Verdict override. If you disagree with the AI's classification, click Private, Dealer, or Uncertain on the PDP panel. Your override is saved and the listing's badge updates immediately.

Not Interested. Mark any listing to frost it on your feed — useful for listings you've already seen or aren't interested in regardless of seller type.

Signal transparency. Every signal is visible. You can see exactly why the AI classified a listing the way it did and make your own judgment. Nothing is a black box.

Privacy by Design

A fair question: what data does DealerScout.ai see?

The extension only runs on Facebook Marketplace pages. It reads listing data (titles, prices, photos, seller info) that's already visible on the page you're browsing. It does not access your Facebook messages, profile, friends list, or any personal data.

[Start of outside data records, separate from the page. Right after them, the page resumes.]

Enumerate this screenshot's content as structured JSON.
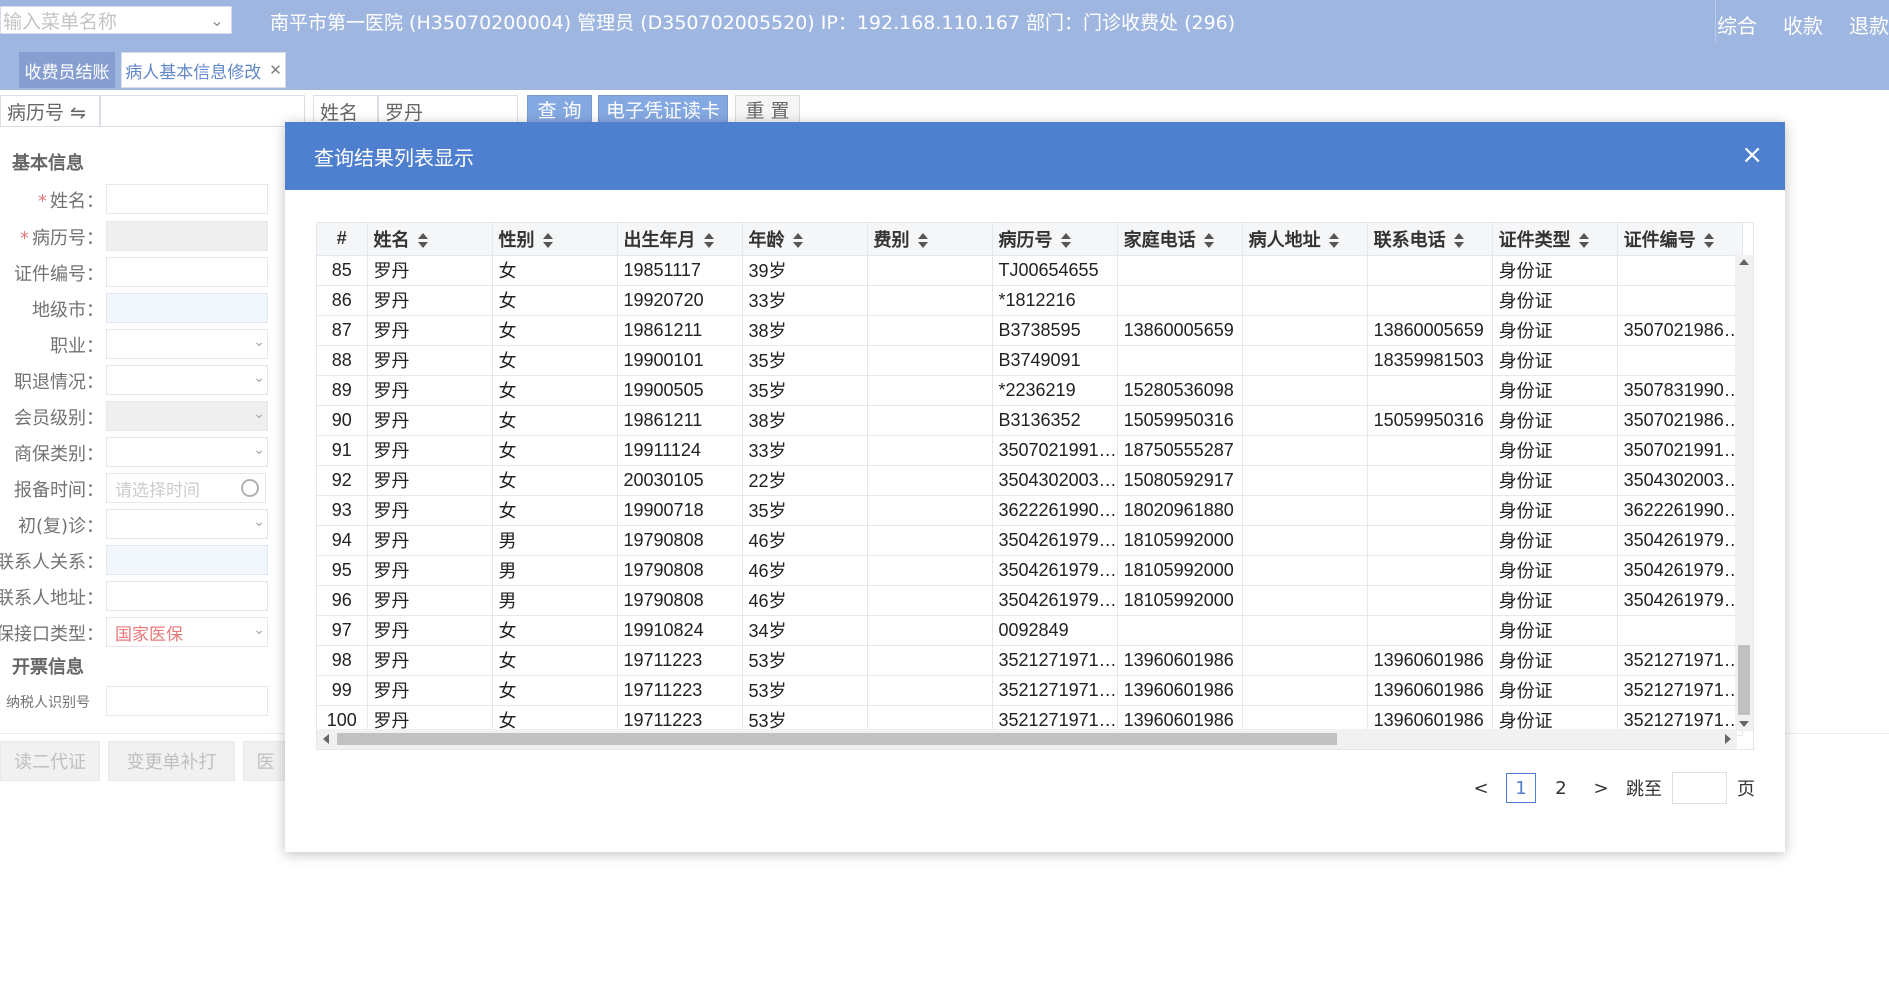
{
  "topbar": {
    "menu_search_placeholder": "输入菜单名称",
    "hospital_info": "南平市第一医院 (H35070200004) 管理员 (D350702005520) IP：192.168.110.167 部门：门诊收费处 (296)",
    "links": [
      "综合",
      "收款",
      "退款"
    ]
  },
  "tabs": [
    {
      "label": "收费员结账"
    },
    {
      "label": "病人基本信息修改"
    }
  ],
  "search": {
    "record_no_label": "病历号 ⇋",
    "name_label": "姓名",
    "name_value": "罗丹",
    "query_button": "查 询",
    "ecard_button": "电子凭证读卡",
    "reset_button": "重 置"
  },
  "left_panel": {
    "basic_title": "基本信息",
    "fields": [
      {
        "label": "姓名：",
        "required": true,
        "value": "",
        "style": "white"
      },
      {
        "label": "病历号：",
        "required": true,
        "value": "",
        "style": "gray"
      },
      {
        "label": "证件编号：",
        "required": false,
        "value": "",
        "style": "white"
      },
      {
        "label": "地级市：",
        "required": false,
        "value": "",
        "style": "blue"
      },
      {
        "label": "职业：",
        "required": false,
        "value": "",
        "style": "white"
      },
      {
        "label": "职退情况：",
        "required": false,
        "value": "",
        "style": "white"
      },
      {
        "label": "会员级别：",
        "required": false,
        "value": "",
        "style": "gray"
      },
      {
        "label": "商保类别：",
        "required": false,
        "value": "",
        "style": "white"
      },
      {
        "label": "报备时间：",
        "required": false,
        "value": "请选择时间",
        "style": "time"
      },
      {
        "label": "初(复)诊：",
        "required": false,
        "value": "",
        "style": "white"
      },
      {
        "label": "联系人关系：",
        "required": false,
        "value": "",
        "style": "blue"
      },
      {
        "label": "联系人地址：",
        "required": false,
        "value": "",
        "style": "white"
      },
      {
        "label": "医保接口类型：",
        "required": false,
        "value": "国家医保",
        "style": "red"
      }
    ],
    "invoice_title": "开票信息",
    "taxpayer_label": "纳税人识别号",
    "buttons": [
      "读二代证",
      "变更单补打",
      "医"
    ]
  },
  "modal": {
    "title": "查询结果列表显示",
    "close_glyph": "×",
    "columns": [
      "#",
      "姓名",
      "性别",
      "出生年月",
      "年龄",
      "费别",
      "病历号",
      "家庭电话",
      "病人地址",
      "联系电话",
      "证件类型",
      "证件编号"
    ],
    "rows": [
      [
        "85",
        "罗丹",
        "女",
        "19851117",
        "39岁",
        "",
        "TJ00654655",
        "",
        "",
        "",
        "身份证",
        ""
      ],
      [
        "86",
        "罗丹",
        "女",
        "19920720",
        "33岁",
        "",
        "*1812216",
        "",
        "",
        "",
        "身份证",
        ""
      ],
      [
        "87",
        "罗丹",
        "女",
        "19861211",
        "38岁",
        "",
        "B3738595",
        "13860005659",
        "",
        "13860005659",
        "身份证",
        "3507021986…"
      ],
      [
        "88",
        "罗丹",
        "女",
        "19900101",
        "35岁",
        "",
        "B3749091",
        "",
        "",
        "18359981503",
        "身份证",
        ""
      ],
      [
        "89",
        "罗丹",
        "女",
        "19900505",
        "35岁",
        "",
        "*2236219",
        "15280536098",
        "",
        "",
        "身份证",
        "3507831990…"
      ],
      [
        "90",
        "罗丹",
        "女",
        "19861211",
        "38岁",
        "",
        "B3136352",
        "15059950316",
        "",
        "15059950316",
        "身份证",
        "3507021986…"
      ],
      [
        "91",
        "罗丹",
        "女",
        "19911124",
        "33岁",
        "",
        "3507021991…",
        "18750555287",
        "",
        "",
        "身份证",
        "3507021991…"
      ],
      [
        "92",
        "罗丹",
        "女",
        "20030105",
        "22岁",
        "",
        "3504302003…",
        "15080592917",
        "",
        "",
        "身份证",
        "3504302003…"
      ],
      [
        "93",
        "罗丹",
        "女",
        "19900718",
        "35岁",
        "",
        "3622261990…",
        "18020961880",
        "",
        "",
        "身份证",
        "3622261990…"
      ],
      [
        "94",
        "罗丹",
        "男",
        "19790808",
        "46岁",
        "",
        "3504261979…",
        "18105992000",
        "",
        "",
        "身份证",
        "3504261979…"
      ],
      [
        "95",
        "罗丹",
        "男",
        "19790808",
        "46岁",
        "",
        "3504261979…",
        "18105992000",
        "",
        "",
        "身份证",
        "3504261979…"
      ],
      [
        "96",
        "罗丹",
        "男",
        "19790808",
        "46岁",
        "",
        "3504261979…",
        "18105992000",
        "",
        "",
        "身份证",
        "3504261979…"
      ],
      [
        "97",
        "罗丹",
        "女",
        "19910824",
        "34岁",
        "",
        "0092849",
        "",
        "",
        "",
        "身份证",
        ""
      ],
      [
        "98",
        "罗丹",
        "女",
        "19711223",
        "53岁",
        "",
        "3521271971…",
        "13960601986",
        "",
        "13960601986",
        "身份证",
        "3521271971…"
      ],
      [
        "99",
        "罗丹",
        "女",
        "19711223",
        "53岁",
        "",
        "3521271971…",
        "13960601986",
        "",
        "13960601986",
        "身份证",
        "3521271971…"
      ],
      [
        "100",
        "罗丹",
        "女",
        "19711223",
        "53岁",
        "",
        "3521271971…",
        "13960601986",
        "",
        "13960601986",
        "身份证",
        "3521271971…"
      ]
    ],
    "pager": {
      "prev": "<",
      "pages": [
        "1",
        "2"
      ],
      "current": "1",
      "next": ">",
      "jump_label": "跳至",
      "page_suffix": "页"
    }
  }
}
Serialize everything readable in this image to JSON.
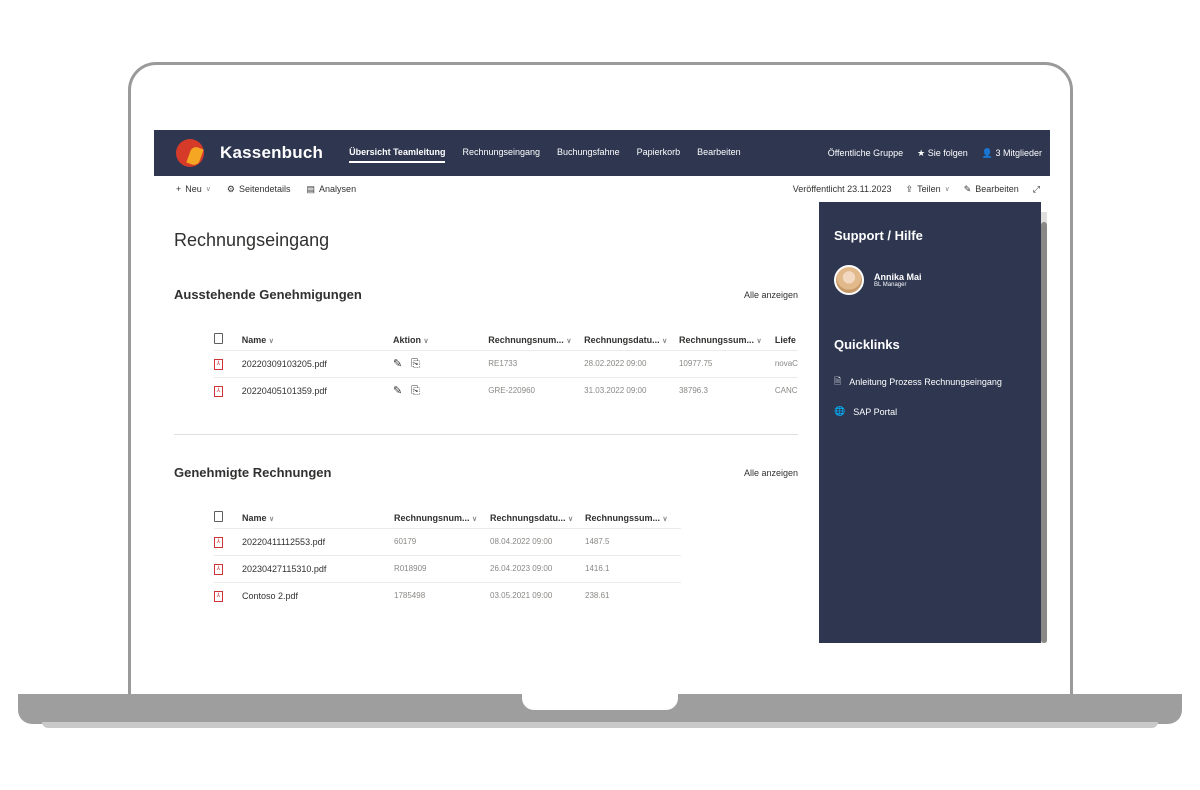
{
  "site": {
    "title": "Kassenbuch",
    "nav": [
      "Übersicht Teamleitung",
      "Rechnungseingang",
      "Buchungsfahne",
      "Papierkorb",
      "Bearbeiten"
    ],
    "right": {
      "group": "Öffentliche Gruppe",
      "follow": "Sie folgen",
      "members": "3 Mitglieder"
    }
  },
  "cmdbar": {
    "new": "Neu",
    "details": "Seitendetails",
    "analytics": "Analysen",
    "published": "Veröffentlicht 23.11.2023",
    "share": "Teilen",
    "edit": "Bearbeiten"
  },
  "page": {
    "title": "Rechnungseingang"
  },
  "pending": {
    "title": "Ausstehende Genehmigungen",
    "show_all": "Alle anzeigen",
    "headers": [
      "Name",
      "Aktion",
      "Rechnungsnum...",
      "Rechnungsdatu...",
      "Rechnungssum...",
      "Liefe"
    ],
    "rows": [
      {
        "name": "20220309103205.pdf",
        "num": "RE1733",
        "date": "28.02.2022 09:00",
        "sum": "10977.75",
        "supplier": "novaC"
      },
      {
        "name": "20220405101359.pdf",
        "num": "GRE-220960",
        "date": "31.03.2022 09:00",
        "sum": "38796.3",
        "supplier": "CANC"
      }
    ]
  },
  "approved": {
    "title": "Genehmigte Rechnungen",
    "show_all": "Alle anzeigen",
    "headers": [
      "Name",
      "Rechnungsnum...",
      "Rechnungsdatu...",
      "Rechnungssum..."
    ],
    "rows": [
      {
        "name": "20220411112553.pdf",
        "num": "60179",
        "date": "08.04.2022 09:00",
        "sum": "1487.5"
      },
      {
        "name": "20230427115310.pdf",
        "num": "R018909",
        "date": "26.04.2023 09:00",
        "sum": "1416.1"
      },
      {
        "name": "Contoso 2.pdf",
        "num": "1785498",
        "date": "03.05.2021 09:00",
        "sum": "238.61"
      }
    ]
  },
  "side": {
    "support_title": "Support / Hilfe",
    "person_name": "Annika Mai",
    "person_role": "BL Manager",
    "quicklinks_title": "Quicklinks",
    "links": [
      "Anleitung Prozess Rechnungseingang",
      "SAP Portal"
    ]
  },
  "colors": {
    "suitebar": "#2e3650",
    "accent_red": "#d63b2a",
    "accent_orange": "#f5a623"
  }
}
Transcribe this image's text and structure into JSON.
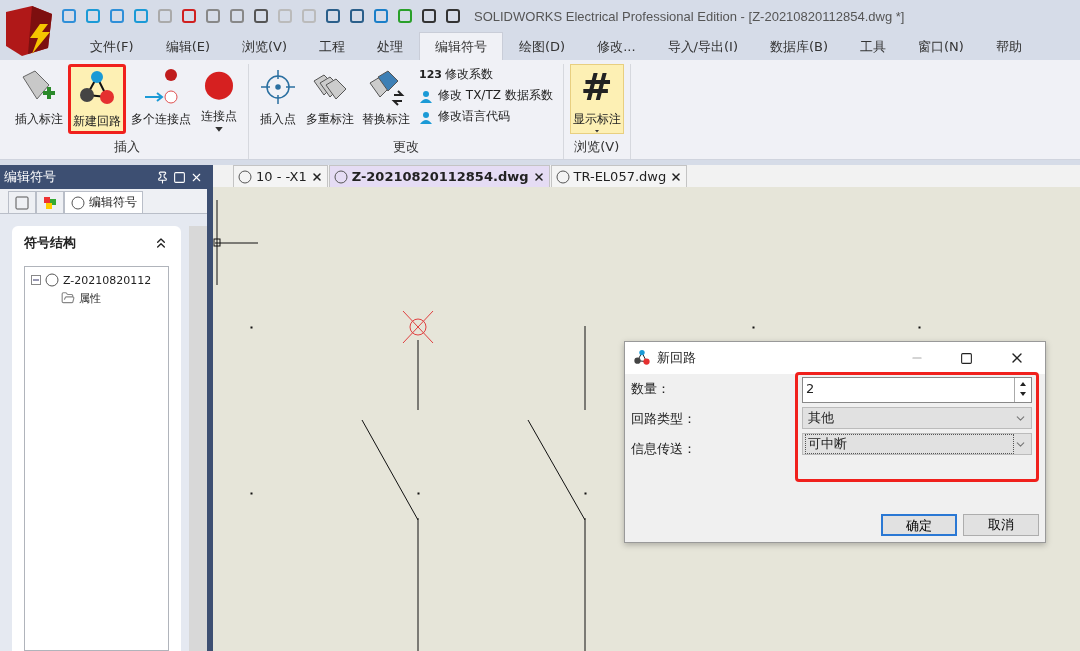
{
  "app": {
    "title": "SOLIDWORKS Electrical Professional Edition - [Z-20210820112854.dwg *]"
  },
  "menu": [
    {
      "label": "文件(F)",
      "selected": false
    },
    {
      "label": "编辑(E)",
      "selected": false
    },
    {
      "label": "浏览(V)",
      "selected": false
    },
    {
      "label": "工程",
      "selected": false
    },
    {
      "label": "处理",
      "selected": false
    },
    {
      "label": "编辑符号",
      "selected": true
    },
    {
      "label": "绘图(D)",
      "selected": false
    },
    {
      "label": "修改...",
      "selected": false
    },
    {
      "label": "导入/导出(I)",
      "selected": false
    },
    {
      "label": "数据库(B)",
      "selected": false
    },
    {
      "label": "工具",
      "selected": false
    },
    {
      "label": "窗口(N)",
      "selected": false
    },
    {
      "label": "帮助",
      "selected": false
    }
  ],
  "ribbon": {
    "groups": [
      {
        "label": "插入",
        "buttons": [
          {
            "label": "插入标注",
            "highlighted": false,
            "dropdown": false
          },
          {
            "label": "新建回路",
            "highlighted": true,
            "dropdown": false
          },
          {
            "label": "多个连接点",
            "highlighted": false,
            "dropdown": false
          },
          {
            "label": "连接点",
            "highlighted": false,
            "dropdown": true
          }
        ]
      },
      {
        "label": "更改",
        "buttons": [
          {
            "label": "插入点",
            "highlighted": false,
            "dropdown": false
          },
          {
            "label": "多重标注",
            "highlighted": false,
            "dropdown": false
          },
          {
            "label": "替换标注",
            "highlighted": false,
            "dropdown": false
          }
        ],
        "small_items": [
          {
            "prefix": "123",
            "label": "修改系数"
          },
          {
            "label": "修改 TX/TZ 数据系数"
          },
          {
            "label": "修改语言代码"
          }
        ]
      },
      {
        "label": "浏览(V)",
        "buttons": [
          {
            "label": "显示标注",
            "glyph": "#",
            "highlighted": false,
            "selected": true,
            "dropdown": true
          }
        ]
      }
    ]
  },
  "panel": {
    "title": "编辑符号",
    "tabs": [
      {
        "selected": false
      },
      {
        "selected": false
      },
      {
        "label": "编辑符号",
        "selected": true
      }
    ],
    "section": "符号结构",
    "tree": [
      {
        "label": "Z-20210820112",
        "expanded": true,
        "children": [
          {
            "label": "属性"
          }
        ]
      }
    ]
  },
  "doc_tabs": [
    {
      "label": "10 - -X1",
      "selected": false
    },
    {
      "label": "Z-20210820112854.dwg",
      "selected": true
    },
    {
      "label": "TR-EL057.dwg",
      "selected": false
    }
  ],
  "dialog": {
    "title": "新回路",
    "highlighted": true,
    "fields": [
      {
        "kind": "spin",
        "label": "数量：",
        "value": "2"
      },
      {
        "kind": "select",
        "label": "回路类型：",
        "value": "其他",
        "focused": false
      },
      {
        "kind": "select",
        "label": "信息传送：",
        "value": "可中断",
        "focused": true
      }
    ],
    "buttons": [
      {
        "label": "确定",
        "default": true
      },
      {
        "label": "取消",
        "default": false
      }
    ]
  }
}
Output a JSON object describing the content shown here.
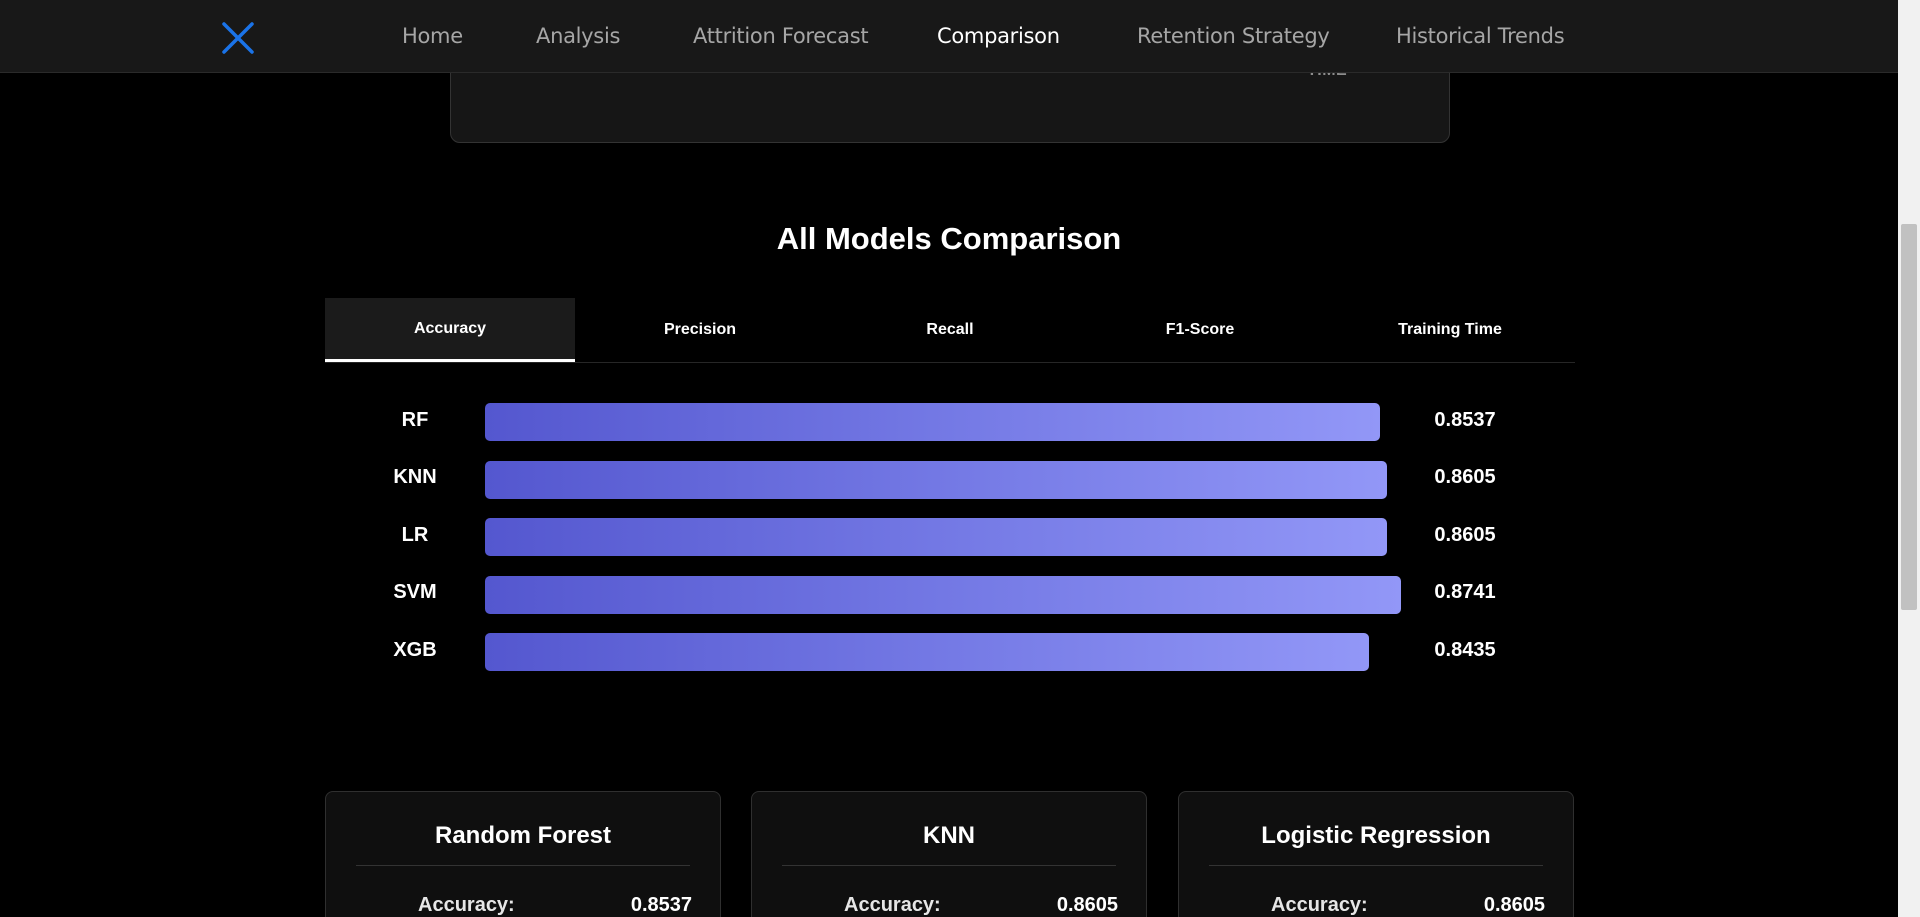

Listing data is sent to the DealerScout.ai API for classification and is not stored permanently. Your verdict overrides and preferences are associated with your account but not shared with anyone.

The Result

The combination of 13 signals, two-stage classification, and multimodal AI means DealerScout.ai can evaluate a listing in seconds — something that would take a human buyer several minutes of manual investigation per listing.

On a typical vehicle feed with 20-30 listings visible, that's the difference between 30 seconds of automated scanning and an hour of clicking through seller profiles. Multiply that across every browsing session, and the time savings add up to hours of manual work eliminated.

The goal isn't to replace your judgment — it's to give you the information you need to make faster, more informed decisions about which listings deserve your time.